Duane Storey posts on fifty percent loss of sea ice voulme since 2004

Nice little story by Duane Storey on the Arctic Sea Ice. The new information that he refers to is that the actual volume of sea ice has halved since 2004. This is far more that I hade thought. My earlier postings on the mathematical effect of a constant annual supply of heat into the Arctic as experienced for the past thirty years or so informed us of the final collapse phenomena. It nothing changes, all the sea ice will thus clear in the next three to four years. It can only now be postponed by a bitter cold winter comparable to the winters of the late fifties. We actually need a string of very cold winters.


Do not hold your breathe. We are having a real winter this year but I am unconvinced as to its comparable coldness. Last year was anomalous and just plain weird. This winter is very normal in terms of the last decade. The high level of winter storms is actually releasing heat in the northeast corridor taking the edge of the Arctic air mass. I also have not heard any howls from the common super cold weather we catch out west from time to time. Of course, I simply may not have heard it and as yet I do not have data. The point is that the weather looks normal if you think 2005 was normal, but not necessarily normal as per 1995. I really want to hear that the pine beetle is in retreat.

January 10th, 2008 | By Duane Storey

Big Trouble In Little Arctic

I get a lot of notifications in my inbox daily about scientific rumblings going on in the world, but this one caught my eye this evening. Some recent NASA data in the arctic region seems to point to a huge acceleration in the melting rate of the ice — should the melting continue at its current rate, NASA scientists project that it’s only a matter of years before the arctic might be completely ice free in the summers.

An already relentless melting of the Arctic greatly accelerated this summer, a warning sign that some scientists worry could mean global warming has passed an ominous tipping point. One even speculated that summer sea ice would be gone in five years.

Greenland’s ice sheet melted nearly 19 billion tons more than the previous high mark, and the volume of Arctic sea ice at summer’s end was half what it was just four years earlier, according to new NASA satellite data obtained by The Associated Press.

The Arctic is screaming,” said Mark Serreze, senior scientist at the government’s snow and ice data center in Boulder, Colo.

Just last year, two top scientists surprised their colleagues by projecting that the Arctic sea ice was melting so rapidly that it could disappear entirely by the summer of 2040.

This week, after reviewing his own new data, NASA climate scientist Jay Zwally said: “At this rate, the Arctic Ocean could be nearly ice-free at the end of summer by 2012, much faster than previous predictions.”

So scientists in recent days have been asking themselves these questions: Was the record melt seen all over the Arctic in 2007 a blip amid relentless and steady warming? Or has everything sped up to a new climate cycle that goes beyond the worst case scenarios presented by computer models?

“The Arctic is often cited as the canary in the coal mine for climate warming,” said Zwally, who as a teenager hauled coal. “Now as a sign of climate warming, the canary has died. It is time to start getting out of the coal mines.”

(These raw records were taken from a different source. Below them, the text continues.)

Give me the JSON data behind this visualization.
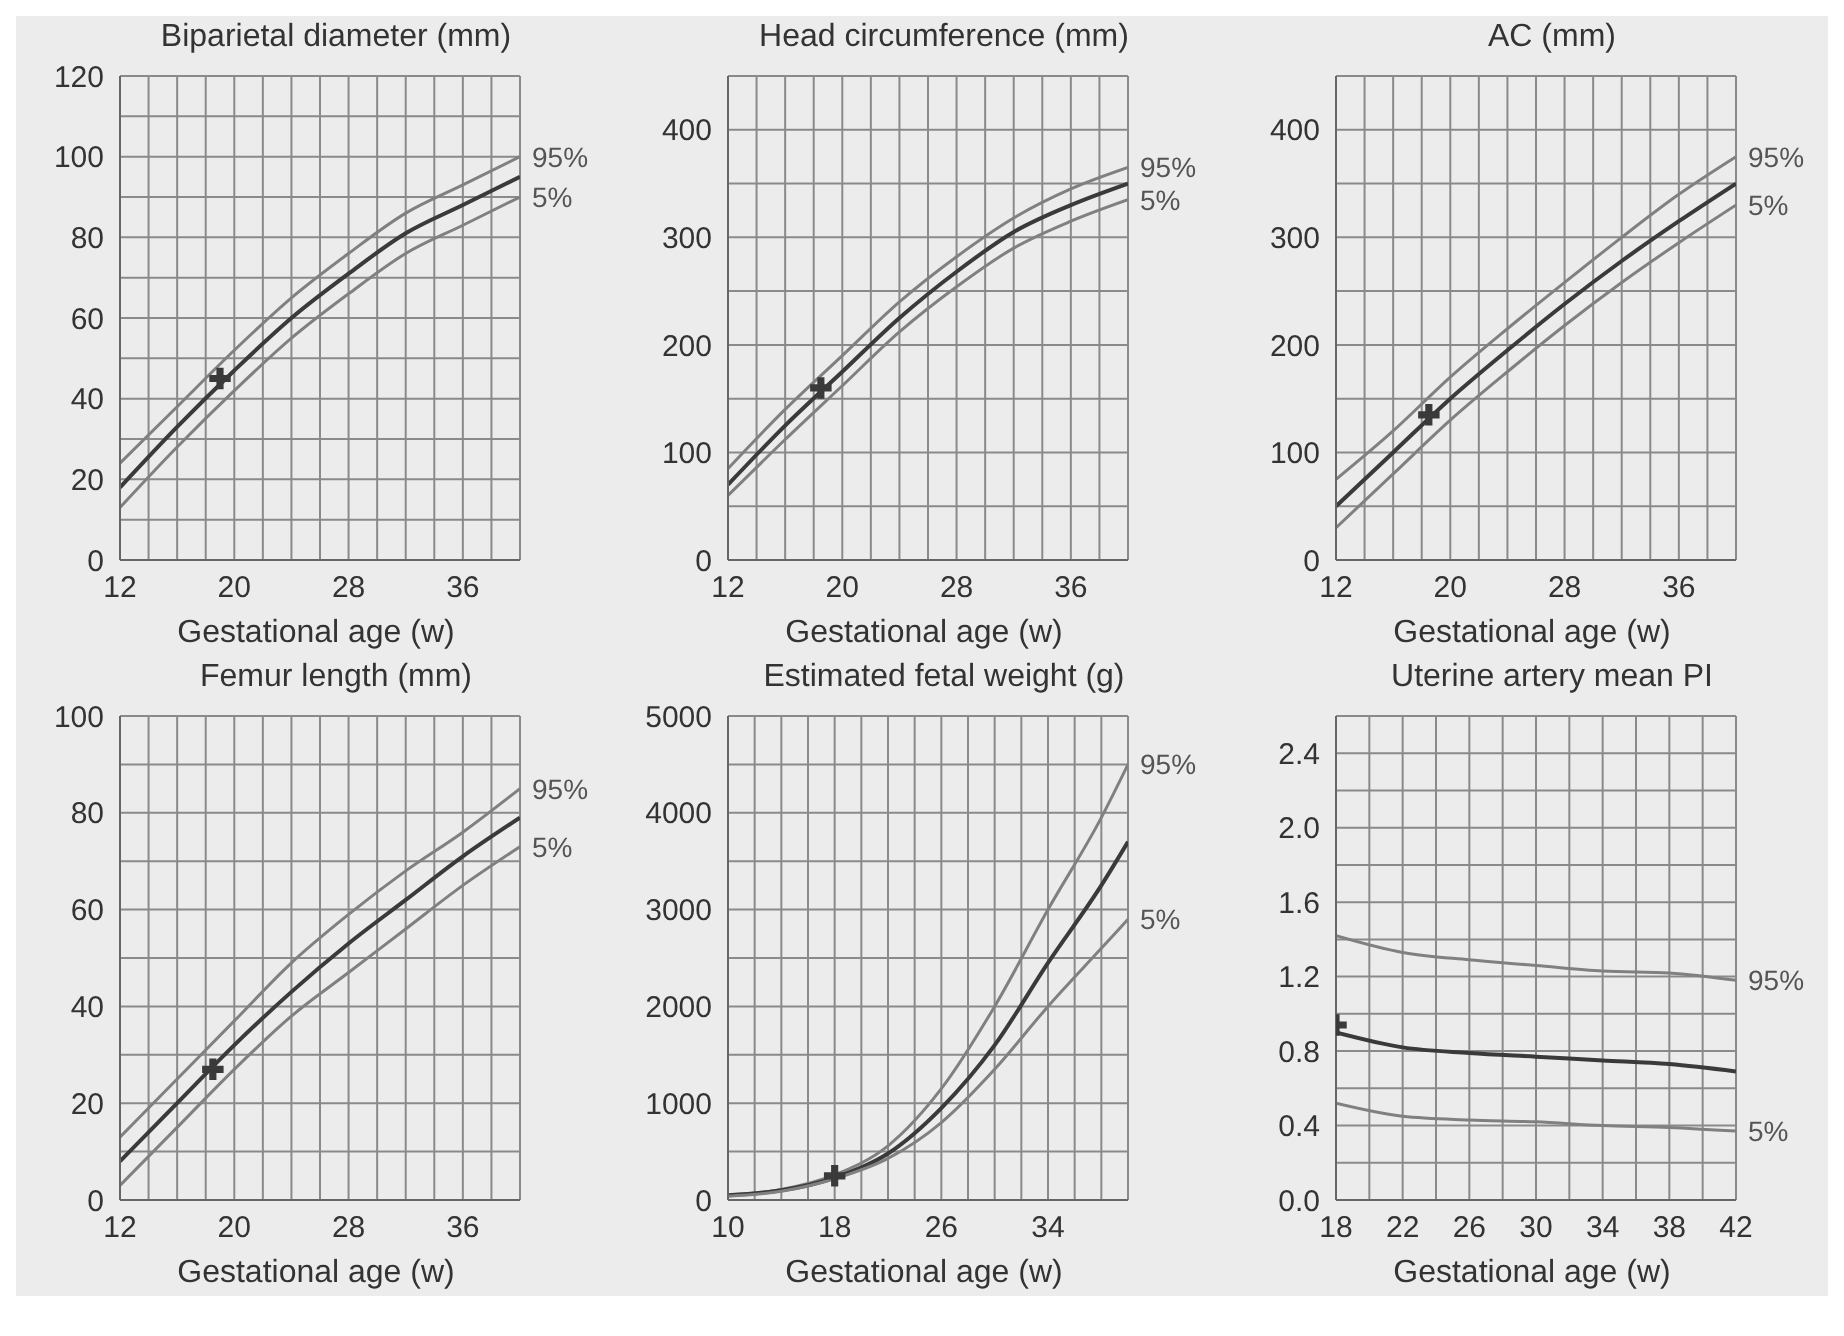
{
  "chart_data": [
    {
      "type": "line",
      "title": "Biparietal diameter (mm)",
      "xlabel": "Gestational age (w)",
      "xlim": [
        12,
        40
      ],
      "xticks": [
        12,
        {
          "value": 14,
          "label": null
        },
        {
          "value": 16,
          "label": null
        },
        {
          "value": 18,
          "label": null
        },
        20,
        {
          "value": 22,
          "label": null
        },
        {
          "value": 24,
          "label": null
        },
        {
          "value": 26,
          "label": null
        },
        28,
        {
          "value": 30,
          "label": null
        },
        {
          "value": 32,
          "label": null
        },
        {
          "value": 34,
          "label": null
        },
        36,
        {
          "value": 38,
          "label": null
        },
        {
          "value": 40,
          "label": null
        }
      ],
      "ylim": [
        0,
        120
      ],
      "yticks": [
        0,
        {
          "value": 10,
          "label": null
        },
        20,
        {
          "value": 30,
          "label": null
        },
        40,
        {
          "value": 50,
          "label": null
        },
        60,
        {
          "value": 70,
          "label": null
        },
        80,
        {
          "value": 90,
          "label": null
        },
        100,
        {
          "value": 110,
          "label": null
        },
        120
      ],
      "grid": true,
      "marker": "none",
      "series": [
        {
          "name": "95%",
          "color": "#808080",
          "x": [
            12,
            16,
            20,
            24,
            28,
            32,
            36,
            40
          ],
          "values": [
            24,
            38,
            52,
            65,
            76,
            86,
            93,
            100
          ]
        },
        {
          "color": "#3a3a3a",
          "x": [
            12,
            16,
            20,
            24,
            28,
            32,
            36,
            40
          ],
          "values": [
            18,
            33,
            47,
            60,
            71,
            81,
            88,
            95
          ]
        },
        {
          "name": "5%",
          "color": "#808080",
          "x": [
            12,
            16,
            20,
            24,
            28,
            32,
            36,
            40
          ],
          "values": [
            13,
            28,
            42,
            55,
            66,
            76,
            83,
            90
          ]
        },
        {
          "type": "scatter",
          "marker": "cross",
          "color": "#3a3a3a",
          "x": [
            19
          ],
          "values": [
            45
          ]
        }
      ]
    },
    {
      "type": "line",
      "title": "Head circumference (mm)",
      "xlabel": "Gestational age (w)",
      "xlim": [
        12,
        40
      ],
      "xticks": [
        12,
        {
          "value": 14,
          "label": null
        },
        {
          "value": 16,
          "label": null
        },
        {
          "value": 18,
          "label": null
        },
        20,
        {
          "value": 22,
          "label": null
        },
        {
          "value": 24,
          "label": null
        },
        {
          "value": 26,
          "label": null
        },
        28,
        {
          "value": 30,
          "label": null
        },
        {
          "value": 32,
          "label": null
        },
        {
          "value": 34,
          "label": null
        },
        36,
        {
          "value": 38,
          "label": null
        },
        {
          "value": 40,
          "label": null
        }
      ],
      "ylim": [
        0,
        450
      ],
      "yticks": [
        0,
        {
          "value": 50,
          "label": null
        },
        100,
        {
          "value": 150,
          "label": null
        },
        200,
        {
          "value": 250,
          "label": null
        },
        300,
        {
          "value": 350,
          "label": null
        },
        400,
        {
          "value": 450,
          "label": null
        }
      ],
      "grid": true,
      "marker": "none",
      "series": [
        {
          "name": "95%",
          "color": "#808080",
          "x": [
            12,
            16,
            20,
            24,
            28,
            32,
            36,
            40
          ],
          "values": [
            85,
            140,
            190,
            240,
            282,
            318,
            345,
            365
          ]
        },
        {
          "color": "#3a3a3a",
          "x": [
            12,
            16,
            20,
            24,
            28,
            32,
            36,
            40
          ],
          "values": [
            70,
            125,
            175,
            225,
            268,
            305,
            330,
            350
          ]
        },
        {
          "name": "5%",
          "color": "#808080",
          "x": [
            12,
            16,
            20,
            24,
            28,
            32,
            36,
            40
          ],
          "values": [
            60,
            112,
            162,
            212,
            254,
            290,
            315,
            335
          ]
        },
        {
          "type": "scatter",
          "marker": "cross",
          "color": "#3a3a3a",
          "x": [
            18.5
          ],
          "values": [
            160
          ]
        }
      ]
    },
    {
      "type": "line",
      "title": "AC (mm)",
      "xlabel": "Gestational age (w)",
      "xlim": [
        12,
        40
      ],
      "xticks": [
        12,
        {
          "value": 14,
          "label": null
        },
        {
          "value": 16,
          "label": null
        },
        {
          "value": 18,
          "label": null
        },
        20,
        {
          "value": 22,
          "label": null
        },
        {
          "value": 24,
          "label": null
        },
        {
          "value": 26,
          "label": null
        },
        28,
        {
          "value": 30,
          "label": null
        },
        {
          "value": 32,
          "label": null
        },
        {
          "value": 34,
          "label": null
        },
        36,
        {
          "value": 38,
          "label": null
        },
        {
          "value": 40,
          "label": null
        }
      ],
      "ylim": [
        0,
        450
      ],
      "yticks": [
        0,
        {
          "value": 50,
          "label": null
        },
        100,
        {
          "value": 150,
          "label": null
        },
        200,
        {
          "value": 250,
          "label": null
        },
        300,
        {
          "value": 350,
          "label": null
        },
        400,
        {
          "value": 450,
          "label": null
        }
      ],
      "grid": true,
      "marker": "none",
      "series": [
        {
          "name": "95%",
          "color": "#808080",
          "x": [
            12,
            16,
            20,
            24,
            28,
            32,
            36,
            40
          ],
          "values": [
            75,
            120,
            170,
            215,
            258,
            300,
            340,
            375
          ]
        },
        {
          "color": "#3a3a3a",
          "x": [
            12,
            16,
            20,
            24,
            28,
            32,
            36,
            40
          ],
          "values": [
            50,
            100,
            150,
            195,
            238,
            278,
            315,
            350
          ]
        },
        {
          "name": "5%",
          "color": "#808080",
          "x": [
            12,
            16,
            20,
            24,
            28,
            32,
            36,
            40
          ],
          "values": [
            30,
            80,
            130,
            175,
            218,
            258,
            295,
            330
          ]
        },
        {
          "type": "scatter",
          "marker": "cross",
          "color": "#3a3a3a",
          "x": [
            18.5
          ],
          "values": [
            135
          ]
        }
      ]
    },
    {
      "type": "line",
      "title": "Femur length (mm)",
      "xlabel": "Gestational age (w)",
      "xlim": [
        12,
        40
      ],
      "xticks": [
        12,
        {
          "value": 14,
          "label": null
        },
        {
          "value": 16,
          "label": null
        },
        {
          "value": 18,
          "label": null
        },
        20,
        {
          "value": 22,
          "label": null
        },
        {
          "value": 24,
          "label": null
        },
        {
          "value": 26,
          "label": null
        },
        28,
        {
          "value": 30,
          "label": null
        },
        {
          "value": 32,
          "label": null
        },
        {
          "value": 34,
          "label": null
        },
        36,
        {
          "value": 38,
          "label": null
        },
        {
          "value": 40,
          "label": null
        }
      ],
      "ylim": [
        0,
        100
      ],
      "yticks": [
        0,
        {
          "value": 10,
          "label": null
        },
        20,
        {
          "value": 30,
          "label": null
        },
        40,
        {
          "value": 50,
          "label": null
        },
        60,
        {
          "value": 70,
          "label": null
        },
        80,
        {
          "value": 90,
          "label": null
        },
        100
      ],
      "grid": true,
      "marker": "none",
      "series": [
        {
          "name": "95%",
          "color": "#808080",
          "x": [
            12,
            16,
            20,
            24,
            28,
            32,
            36,
            40
          ],
          "values": [
            13,
            25,
            37,
            49,
            59,
            68,
            76,
            85
          ]
        },
        {
          "color": "#3a3a3a",
          "x": [
            12,
            16,
            20,
            24,
            28,
            32,
            36,
            40
          ],
          "values": [
            8,
            20,
            32,
            43,
            53,
            62,
            71,
            79
          ]
        },
        {
          "name": "5%",
          "color": "#808080",
          "x": [
            12,
            16,
            20,
            24,
            28,
            32,
            36,
            40
          ],
          "values": [
            3,
            15,
            27,
            38,
            47,
            56,
            65,
            73
          ]
        },
        {
          "type": "scatter",
          "marker": "cross",
          "color": "#3a3a3a",
          "x": [
            18.5
          ],
          "values": [
            27
          ]
        }
      ]
    },
    {
      "type": "line",
      "title": "Estimated fetal weight (g)",
      "xlabel": "Gestational age (w)",
      "xlim": [
        10,
        40
      ],
      "xticks": [
        10,
        {
          "value": 12,
          "label": null
        },
        {
          "value": 14,
          "label": null
        },
        {
          "value": 16,
          "label": null
        },
        18,
        {
          "value": 20,
          "label": null
        },
        {
          "value": 22,
          "label": null
        },
        {
          "value": 24,
          "label": null
        },
        26,
        {
          "value": 28,
          "label": null
        },
        {
          "value": 30,
          "label": null
        },
        {
          "value": 32,
          "label": null
        },
        34,
        {
          "value": 36,
          "label": null
        },
        {
          "value": 38,
          "label": null
        },
        {
          "value": 40,
          "label": null
        }
      ],
      "ylim": [
        0,
        5000
      ],
      "yticks": [
        0,
        {
          "value": 500,
          "label": null
        },
        1000,
        {
          "value": 1500,
          "label": null
        },
        2000,
        {
          "value": 2500,
          "label": null
        },
        3000,
        {
          "value": 3500,
          "label": null
        },
        4000,
        {
          "value": 4500,
          "label": null
        },
        5000
      ],
      "grid": true,
      "marker": "none",
      "series": [
        {
          "name": "95%",
          "color": "#808080",
          "x": [
            10,
            14,
            18,
            22,
            26,
            30,
            34,
            38,
            40
          ],
          "values": [
            50,
            110,
            260,
            560,
            1150,
            2000,
            3000,
            3950,
            4500
          ]
        },
        {
          "color": "#3a3a3a",
          "x": [
            10,
            14,
            18,
            22,
            26,
            30,
            34,
            38,
            40
          ],
          "values": [
            50,
            100,
            230,
            480,
            950,
            1600,
            2450,
            3250,
            3700
          ]
        },
        {
          "name": "5%",
          "color": "#808080",
          "x": [
            10,
            14,
            18,
            22,
            26,
            30,
            34,
            38,
            40
          ],
          "values": [
            40,
            90,
            220,
            430,
            800,
            1350,
            2000,
            2600,
            2900
          ]
        },
        {
          "type": "scatter",
          "marker": "cross",
          "color": "#3a3a3a",
          "x": [
            18
          ],
          "values": [
            250
          ]
        }
      ]
    },
    {
      "type": "line",
      "title": "Uterine artery mean PI",
      "xlabel": "Gestational age (w)",
      "xlim": [
        18,
        42
      ],
      "xticks": [
        18,
        {
          "value": 20,
          "label": null
        },
        22,
        {
          "value": 24,
          "label": null
        },
        26,
        {
          "value": 28,
          "label": null
        },
        30,
        {
          "value": 32,
          "label": null
        },
        34,
        {
          "value": 36,
          "label": null
        },
        38,
        {
          "value": 40,
          "label": null
        },
        42
      ],
      "ylim": [
        0,
        2.6
      ],
      "yticks": [
        {
          "value": 0,
          "label": "0.0"
        },
        {
          "value": 0.2,
          "label": null
        },
        0.4,
        {
          "value": 0.6,
          "label": null
        },
        0.8,
        {
          "value": 1,
          "label": null
        },
        1.2,
        {
          "value": 1.4,
          "label": null
        },
        1.6,
        {
          "value": 1.8,
          "label": null
        },
        {
          "value": 2,
          "label": "2.0"
        },
        {
          "value": 2.2,
          "label": null
        },
        2.4,
        {
          "value": 2.6,
          "label": null
        }
      ],
      "grid": true,
      "marker": "none",
      "series": [
        {
          "name": "95%",
          "color": "#808080",
          "x": [
            18,
            22,
            26,
            30,
            34,
            38,
            42
          ],
          "values": [
            1.42,
            1.33,
            1.29,
            1.26,
            1.23,
            1.22,
            1.18
          ]
        },
        {
          "color": "#3a3a3a",
          "x": [
            18,
            22,
            26,
            30,
            34,
            38,
            42
          ],
          "values": [
            0.9,
            0.82,
            0.79,
            0.77,
            0.75,
            0.73,
            0.69
          ]
        },
        {
          "name": "5%",
          "color": "#808080",
          "x": [
            18,
            22,
            26,
            30,
            34,
            38,
            42
          ],
          "values": [
            0.52,
            0.45,
            0.43,
            0.42,
            0.4,
            0.39,
            0.37
          ]
        },
        {
          "type": "scatter",
          "marker": "cross",
          "color": "#3a3a3a",
          "x": [
            18
          ],
          "values": [
            0.94
          ]
        }
      ]
    }
  ]
}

The surface area of summer sea ice floating in the Arctic Ocean this summer was nearly 23 percent below the previous record. The dwindling sea ice already has affected wildlife, with 6,000 walruses coming ashore in northwest Alaska in October for the first time in recorded history. Another first: the Northwest Passage was open to navigation.

Still to be released is NASA data showing the remaining Arctic sea ice to be unusually thin, another record. That makes it more likely to melt in future summers. Combining the shrinking area covered by sea ice with the new thinness of the remaining ice, scientists calculate that the overall volume of ice is half of 2004’s total.

In addition to changes in the arctic ice, there are also many changes going on with permafrost regions in the arctic, in particular with Greenland and Alaska:

Alaska’s frozen permafrost is warming, not quite thawing yet. But temperature measurements 66 feet deep in the frozen soil rose nearly four-tenths of a degree from 2006 to 2007, according to measurements from the University of Alaska. While that may not sound like much, “it’s very significant,” said University of Alaska professor Vladimir Romanovsky.

Surface temperatures in the Arctic Ocean this summer were the highest in 77 years of record-keeping, with some places 8 degrees Fahrenheit above normal, according to research to be released Wednesday by University of Washington’s Michael Steele.

Greenland, in particular, is a significant bellwether. Most of its surface is covered by ice. If it completely melted something key scientists think would likely take centuries, not decades it could add more than 22 feet to the world’s sea level.

However, for nearly the past 30 years, the data pattern of its ice sheet melt has zigzagged. A bad year, like 2005, would be followed by a couple of lesser years.

According to that pattern, 2007 shouldn’t have been a major melt year, but it was, said Konrad Steffen, of the University of Colorado, which gathered the latest data.

“I’m quite concerned,” he said. “Now I look at 2008. Will it be even warmer than the past year?”

If you’ve followed any reports on global warming in the past few years, the main consensus with most of them is that we are really at a point of no return, something that this latest batch of data also seems to suggest.